Among the offerings arriving in the app store on Saturday that helped the outlet jump the 50K milestone were programs covering:
Sports teams (Boston Celtics, L.A. Dodgers, Miami Heat, Oklahoma Thunder, Tampa Bay Lightening, Toronto Maple Leafs, and Queens Park Rangers);
Children's books (Sharing, Getting Along and Taking, and The Little Girl Who Loves Make Believe);
Utilities (a random number generator and URL shortener);
Education (the story of Christmas, a math challenge, and a Periodic Table challenge); and
Games (AE Lucky Fishing, Photo Puzzle, Shuffle Party, and Tilez).
Most of the apps are free.
Fits and starts to reach its milestone
Despite Microsoft's vow to "aggressively" reach the 100,000 app mark in the first three months of Windows 8, which was launched in October 2012, it's taken the company five months to reach 50 percent of that ambitious goal.
As might be expected, the app store showed robust growth following the Windows 8 launch.
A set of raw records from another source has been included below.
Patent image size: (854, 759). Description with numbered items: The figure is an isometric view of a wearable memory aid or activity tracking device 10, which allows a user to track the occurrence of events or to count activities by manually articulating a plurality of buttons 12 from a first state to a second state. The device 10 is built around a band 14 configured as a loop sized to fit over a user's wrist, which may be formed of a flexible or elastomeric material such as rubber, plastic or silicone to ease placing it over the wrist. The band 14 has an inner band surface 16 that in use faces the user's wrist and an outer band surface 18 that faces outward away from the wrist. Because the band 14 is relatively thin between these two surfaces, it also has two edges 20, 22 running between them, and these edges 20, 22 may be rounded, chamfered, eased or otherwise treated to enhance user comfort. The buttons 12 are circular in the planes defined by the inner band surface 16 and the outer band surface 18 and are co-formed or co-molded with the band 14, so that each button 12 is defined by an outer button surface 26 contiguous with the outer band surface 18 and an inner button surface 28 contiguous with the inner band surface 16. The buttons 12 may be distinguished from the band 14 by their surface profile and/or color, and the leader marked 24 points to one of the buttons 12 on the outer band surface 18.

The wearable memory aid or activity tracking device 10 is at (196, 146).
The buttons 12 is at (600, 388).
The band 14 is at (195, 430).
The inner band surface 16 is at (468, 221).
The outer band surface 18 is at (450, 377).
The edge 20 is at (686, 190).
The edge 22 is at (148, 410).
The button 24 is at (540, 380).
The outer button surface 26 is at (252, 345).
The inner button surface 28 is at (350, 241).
It hit the 20,000 mark in November and apps were being uploaded at a brisk pace of 500 a day.
That pace trailed off and the store didn't reach the 40,000 app milestone until January. In fact, only 5000 of those apps were uploaded from the end of the holidays (December 27) to the end of January.
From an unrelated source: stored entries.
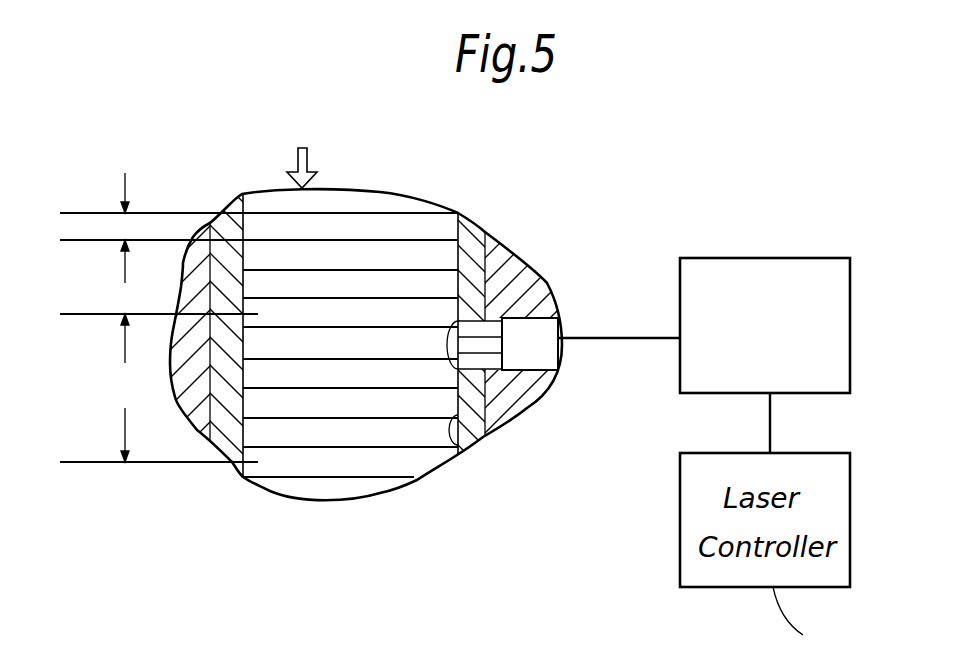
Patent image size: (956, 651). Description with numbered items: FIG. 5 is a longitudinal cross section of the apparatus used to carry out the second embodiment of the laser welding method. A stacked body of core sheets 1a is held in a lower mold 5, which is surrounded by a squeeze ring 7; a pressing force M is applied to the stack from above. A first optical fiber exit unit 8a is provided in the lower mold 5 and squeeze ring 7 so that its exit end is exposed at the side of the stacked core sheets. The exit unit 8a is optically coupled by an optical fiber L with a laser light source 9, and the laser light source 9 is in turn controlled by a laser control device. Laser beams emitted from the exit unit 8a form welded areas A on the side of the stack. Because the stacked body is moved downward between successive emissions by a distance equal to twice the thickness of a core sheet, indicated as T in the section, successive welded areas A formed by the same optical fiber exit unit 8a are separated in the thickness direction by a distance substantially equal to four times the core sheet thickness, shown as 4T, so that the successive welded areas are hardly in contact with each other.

The laminated disc stack (workpiece) 1a is at (320, 458).
The lower mold 5 is at (523, 270).
The squeeze ring 7 is at (470, 237).
The first optical fiber exit unit 8a is at (538, 365).
The welded area A is at (457, 453).
The optical fiber L is at (615, 336).
The applied pressing force M is at (313, 158).
The single disc thickness T is at (130, 227).
The four times the thickness of core sheets 4T is at (159, 388).
The laser light source 9 is at (770, 258).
After that, activity really took a nose dive at the store. Growth flatlined in February, with daily uploads well below 200.
The numbers game wasn't the only area where Microsoft's app store was lacking. The quality of the apps appears to be lagging behind competitors Apple and Google, too.
"After scouring the depths of the three largest app stores, I can safely say that the Windows Store simply doesn't compete with Google's Play Store or Apple's App Store in either quantity or sheer usefulness," observed PCWorld's Brad Chacos.
He acknowledged, however, that might be expected because the other app stores are more mature, as well as more popular at the moment, than Microsoft's fledgling outlet.
Seeking the next 50,000
Meanwhile, Microsoft has started to address the flagging numbers at its app store by throwing money at the problem.
The company announced last week that it will start paying U.S. developers $100 per app published at the Windows Store or Windows Phone Store. App postings per developer are capped at ten for each store.
Neverthless, Microsoft may be finding itself in a "chicken and egg" situation.
Developers won't be attracted to the app store until they can do some volume business there, and that can't happen until Microsoft sells more Windows 8 hardware.
It can't do that, though, unless it has the kind of apps that make consumers not only buy Windows 8 hardware, but use the new operating system's interface, which is optimized for the apps and not resort to using legacy programs in "desktop" mode.